Prospective home owners had to sign contracts by April 30 to qualify for the tax credit. Analysts polled by Reuters had forecast new home sales sliding to a 410,000-unit pace. New home sales are measured at contract signing.
'The previous two months were revised down, so the lift from the tax credit was less than we previously realised. We are getting a little nervous,' said Mr David Sloan, an economist at 4Cast in New York.
US stocks fell after the report, with the Dow Jones Industrial Average down nearly 36 points, or 0.35 per cent, at 10,257.55 an hour into trading.
The report was the latest in a series to suggest that the economy's recovery from the worst downturn since the 1930s might be losing strength.
It also came as Federal Reserve policymakers gathered for a two-day meeting at which they were expected to extend their pledge to hold overnight interest rates ultra low for 'an extended period' to aid the still fragile economic recovery.
The United States central bank is not seen lifting rates, currently near zero, until next year.
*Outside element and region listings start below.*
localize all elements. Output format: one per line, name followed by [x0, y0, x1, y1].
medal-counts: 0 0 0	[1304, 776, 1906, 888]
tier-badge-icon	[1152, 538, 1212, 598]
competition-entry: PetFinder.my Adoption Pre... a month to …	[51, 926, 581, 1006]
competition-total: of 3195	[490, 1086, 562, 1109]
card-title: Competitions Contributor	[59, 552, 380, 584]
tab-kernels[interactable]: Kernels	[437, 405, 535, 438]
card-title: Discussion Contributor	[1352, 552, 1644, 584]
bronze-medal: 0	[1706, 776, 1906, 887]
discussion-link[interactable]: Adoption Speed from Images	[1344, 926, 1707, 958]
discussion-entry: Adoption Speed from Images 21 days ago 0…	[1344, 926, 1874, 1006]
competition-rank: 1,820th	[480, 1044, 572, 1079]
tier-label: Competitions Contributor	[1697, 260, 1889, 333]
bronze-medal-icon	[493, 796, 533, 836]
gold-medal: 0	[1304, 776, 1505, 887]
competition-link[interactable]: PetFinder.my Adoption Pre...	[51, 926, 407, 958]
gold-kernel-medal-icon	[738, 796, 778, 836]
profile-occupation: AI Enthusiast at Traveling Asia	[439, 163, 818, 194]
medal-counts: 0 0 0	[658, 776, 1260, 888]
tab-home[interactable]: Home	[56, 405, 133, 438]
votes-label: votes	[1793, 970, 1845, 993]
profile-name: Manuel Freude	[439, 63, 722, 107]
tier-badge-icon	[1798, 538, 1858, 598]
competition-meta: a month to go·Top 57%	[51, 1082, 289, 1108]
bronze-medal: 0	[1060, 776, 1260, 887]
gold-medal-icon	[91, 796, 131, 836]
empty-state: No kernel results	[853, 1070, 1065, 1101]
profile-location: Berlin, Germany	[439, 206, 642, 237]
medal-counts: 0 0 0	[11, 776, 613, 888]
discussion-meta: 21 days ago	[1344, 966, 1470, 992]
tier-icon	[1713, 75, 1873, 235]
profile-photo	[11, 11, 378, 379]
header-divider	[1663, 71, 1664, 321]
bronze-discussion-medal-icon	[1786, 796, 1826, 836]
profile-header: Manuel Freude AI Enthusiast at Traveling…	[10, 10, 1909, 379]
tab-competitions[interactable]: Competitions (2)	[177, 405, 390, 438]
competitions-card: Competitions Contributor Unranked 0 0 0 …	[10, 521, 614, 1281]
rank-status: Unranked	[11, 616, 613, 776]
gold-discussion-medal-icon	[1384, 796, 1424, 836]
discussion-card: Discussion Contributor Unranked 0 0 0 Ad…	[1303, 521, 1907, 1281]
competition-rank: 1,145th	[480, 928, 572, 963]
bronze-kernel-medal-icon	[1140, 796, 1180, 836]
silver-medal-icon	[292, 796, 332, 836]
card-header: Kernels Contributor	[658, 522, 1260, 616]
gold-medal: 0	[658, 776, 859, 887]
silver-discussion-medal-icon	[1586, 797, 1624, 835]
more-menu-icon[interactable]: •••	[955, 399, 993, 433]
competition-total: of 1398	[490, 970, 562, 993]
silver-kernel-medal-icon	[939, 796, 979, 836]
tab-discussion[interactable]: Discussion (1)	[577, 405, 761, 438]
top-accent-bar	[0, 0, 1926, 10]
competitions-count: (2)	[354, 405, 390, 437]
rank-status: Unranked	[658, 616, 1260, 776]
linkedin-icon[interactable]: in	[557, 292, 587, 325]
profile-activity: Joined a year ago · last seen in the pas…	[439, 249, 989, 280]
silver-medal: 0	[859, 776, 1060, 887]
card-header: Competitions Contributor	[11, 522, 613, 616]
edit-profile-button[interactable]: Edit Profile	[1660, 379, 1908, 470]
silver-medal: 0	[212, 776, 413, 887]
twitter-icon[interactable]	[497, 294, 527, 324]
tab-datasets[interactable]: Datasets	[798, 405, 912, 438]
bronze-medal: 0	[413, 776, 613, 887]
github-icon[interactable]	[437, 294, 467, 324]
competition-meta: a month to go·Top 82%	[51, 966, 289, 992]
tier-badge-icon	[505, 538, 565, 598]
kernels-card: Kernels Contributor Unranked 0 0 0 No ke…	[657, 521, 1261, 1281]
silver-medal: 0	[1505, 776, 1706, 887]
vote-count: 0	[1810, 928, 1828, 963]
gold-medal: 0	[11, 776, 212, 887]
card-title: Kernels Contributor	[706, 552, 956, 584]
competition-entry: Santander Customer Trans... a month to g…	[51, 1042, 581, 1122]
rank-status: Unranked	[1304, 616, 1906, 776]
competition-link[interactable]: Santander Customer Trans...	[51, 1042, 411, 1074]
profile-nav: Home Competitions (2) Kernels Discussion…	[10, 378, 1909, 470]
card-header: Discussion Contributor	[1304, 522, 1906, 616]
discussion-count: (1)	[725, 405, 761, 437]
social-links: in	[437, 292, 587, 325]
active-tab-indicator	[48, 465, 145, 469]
A report on Tuesday showed sales of previously owned homes, which are recorded at contract closing, fell unexpectedly last month.
'We see no chance of a quick, sustained recovery, though we are hopeful there is little further downside' Mr Ian Shepherdson, chief US economist at High Frequency Economics in Valhalla, New York, said in a note to clients. Mr Shepherdson had correctly forecast the drop in sales.
The expiry of the tax incentive also resulted in a decline in new home construction, and applications for loans to buy homes fell last week, staying near 13-year lows.
Last month's weak sales pace saw the supply of homes available for sale jumping a record 46.6 per cent to 8.5 months' worth, the highest in nearly a year, from 5.8 months' worth in April.
However, the number of new homes on the market dipped 0.5 per cent to 213,000 units, the lowest since November 1970.